Lesson Plan : Run-On Sentences

Teacher Name:
 Heather Gulledge
Grade:
 Grade 7-8
Subject:
 Language Arts

Topic:
 Run-on Sentences. Grammar
Content:
 Run-on sentences can be difficult for students to see when they are writing. This activity lets them practice looking critically at sentences to see how they can be broken down into smaller ones.
Goals:
 The student will be able to break a run-on sentence into smaller sentences.
Objectives:
 TWLD: Correct and write their own sentences. Sentences Structure will become natural to the student.
Materials:
 2 sets of run on sentences - one set written on sentence strips and one set written on index cards
Introduction:
 Essential Question: What is a Run-On Sentence? Write the following sentence on the board: Ava is very responsible she always keeps her word. Ask students to identify what is wrong with this sentence. Encourage them to discuss the fact that the sentence is made of two independent clauses with nothing connecting them. Tell students that this is an example of a run-on sentence and is grammatically incorrect. Inform them that it is important to try and avoid these run-on sentences in their own writing, for it lowers the quality of their work.
Development:
 Three Methods of Correction Explain to students that there are three main ways to correct run-on sentences. Write the following methods on the board and explain them to students: 1.Break the run-on sentence into two sentences. 2.Add a conjunction (and possibly a comma or semicolon). 3.Add a semicolon. Explain the first method by reminding students that a run-on sentence is really just two clauses (or groups of words that can stand alone as sentences) stuck together with nothing connecting them. Tell students that one of the simplest ways to correct a run-on sentence is to break it into two separate sentences. For example, in the sample above, you could simply break the run-on sentences into the following: Ava is very responsible. She always keeps her word. Then tell students that the second and third methods are essentially ways to add “glue” to stick to the clauses together. In the second method, that glue is a conjunction. (Make sure you have gone through a lesson plan on conjunctions with students before this point.) So either of the following sentences would correct the sample above: •Ava is very responsible because she always keeps her word. •Ava always keeps her word, so she is very responsible. •Ava always keeps her word; therefore, she is very responsible. •Since Ava always keeps her word, she is very responsible. Explain that the third method uses a semicolon to “glue” the clauses together. For example, the sample above would be rewritten: Ava is very responsible; she always keeps her word. Remind students that there are rules that govern the use of the semicolon, and those rules must be followed correctly. Make sure students understand that you cannot fix a run-on sentence by simply adding a comma between the two clauses. This would create a comma splice, which is also grammatically incorrect.
Practice:
 Have students practice this concept by correcting the following sentences using various methods: •Ryan is cold he refuses to wear a coat. •Jessica loves birds she especially adores her pet parrot. •Never pull a dog’s tail it isn’t nice. •Take three apples you’ll be hungry if you take only two. •Yolanda pulled out of the parking lot the car had a flat tire. After students complete the sentences, teacher should go over re-stating important factors of run-on sentences.
Accommodations:
 MS. Garnder will make the accommodations where necessary. However, printed lesson instructions and run-on sentence guide will be provided for EC students.

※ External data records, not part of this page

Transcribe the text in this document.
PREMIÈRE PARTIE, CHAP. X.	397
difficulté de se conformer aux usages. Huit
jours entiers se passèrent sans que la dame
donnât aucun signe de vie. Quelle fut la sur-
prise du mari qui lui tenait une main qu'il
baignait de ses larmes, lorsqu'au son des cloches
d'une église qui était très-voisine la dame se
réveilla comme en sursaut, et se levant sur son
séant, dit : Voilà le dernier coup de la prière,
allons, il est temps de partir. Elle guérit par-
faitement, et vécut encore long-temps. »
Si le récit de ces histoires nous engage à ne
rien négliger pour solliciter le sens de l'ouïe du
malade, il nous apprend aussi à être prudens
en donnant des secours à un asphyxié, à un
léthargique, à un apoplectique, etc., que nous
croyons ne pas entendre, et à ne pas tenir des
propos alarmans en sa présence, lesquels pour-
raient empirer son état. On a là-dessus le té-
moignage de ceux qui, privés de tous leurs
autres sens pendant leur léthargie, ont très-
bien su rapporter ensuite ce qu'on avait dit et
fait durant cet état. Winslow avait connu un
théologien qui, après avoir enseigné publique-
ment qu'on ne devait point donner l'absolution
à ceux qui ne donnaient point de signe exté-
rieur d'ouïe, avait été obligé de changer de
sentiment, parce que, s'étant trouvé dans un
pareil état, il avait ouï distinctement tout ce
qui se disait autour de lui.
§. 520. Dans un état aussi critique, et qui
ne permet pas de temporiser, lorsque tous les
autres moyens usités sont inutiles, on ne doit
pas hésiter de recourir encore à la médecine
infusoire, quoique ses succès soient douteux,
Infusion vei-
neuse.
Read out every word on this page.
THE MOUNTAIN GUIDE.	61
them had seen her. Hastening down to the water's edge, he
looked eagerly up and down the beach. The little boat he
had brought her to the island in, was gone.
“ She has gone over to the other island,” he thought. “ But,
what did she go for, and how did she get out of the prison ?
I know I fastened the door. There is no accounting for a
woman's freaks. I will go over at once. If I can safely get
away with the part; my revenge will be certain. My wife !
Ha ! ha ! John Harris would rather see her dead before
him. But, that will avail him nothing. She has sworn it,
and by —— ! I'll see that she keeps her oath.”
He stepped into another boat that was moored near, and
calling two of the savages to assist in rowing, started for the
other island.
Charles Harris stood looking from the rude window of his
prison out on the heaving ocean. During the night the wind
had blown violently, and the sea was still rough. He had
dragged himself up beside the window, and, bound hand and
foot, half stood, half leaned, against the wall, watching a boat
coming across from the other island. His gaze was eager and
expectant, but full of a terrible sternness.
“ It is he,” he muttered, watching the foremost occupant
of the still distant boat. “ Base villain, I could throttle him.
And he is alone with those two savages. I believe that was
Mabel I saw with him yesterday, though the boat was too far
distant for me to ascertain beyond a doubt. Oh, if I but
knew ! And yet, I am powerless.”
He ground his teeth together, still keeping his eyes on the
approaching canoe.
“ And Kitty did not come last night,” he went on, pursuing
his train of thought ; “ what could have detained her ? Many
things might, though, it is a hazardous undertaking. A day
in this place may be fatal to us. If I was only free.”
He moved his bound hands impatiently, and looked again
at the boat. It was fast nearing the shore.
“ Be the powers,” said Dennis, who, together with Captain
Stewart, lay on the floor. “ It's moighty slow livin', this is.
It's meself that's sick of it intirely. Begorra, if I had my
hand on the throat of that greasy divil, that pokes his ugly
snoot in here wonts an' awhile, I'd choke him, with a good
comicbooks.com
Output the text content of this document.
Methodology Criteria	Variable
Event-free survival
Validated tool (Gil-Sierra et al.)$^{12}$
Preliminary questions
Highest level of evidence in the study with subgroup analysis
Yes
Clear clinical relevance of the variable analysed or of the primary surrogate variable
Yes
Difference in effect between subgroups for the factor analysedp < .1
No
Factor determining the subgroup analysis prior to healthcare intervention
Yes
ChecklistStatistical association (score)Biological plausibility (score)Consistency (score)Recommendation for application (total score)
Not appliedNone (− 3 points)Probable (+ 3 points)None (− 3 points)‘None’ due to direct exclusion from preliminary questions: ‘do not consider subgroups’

Checking For Understanding:
 check for understanding informally. Verbal response to guided practice. Also, independent practice will taken the next day and graded for comprehension.
Closure:
 It is often easy for students to understand run-on sentences in isolation. They tend to have more trouble recognizing them when they are writing. Have students practice finding their own run on sentences by telling them how many they have in their story rather than pointing them out. Have them go back, look for them, and correct them.
Evaluation:
 Grammar test on the objective on friday. The objective will be the sole point of the test.
Teacher Reflections:
 The students, including EC students, all scored at least 80 percent. I expected the students to score higher. The lesson will need to be reviewed within another lesson. This adds on to what the students have already learned.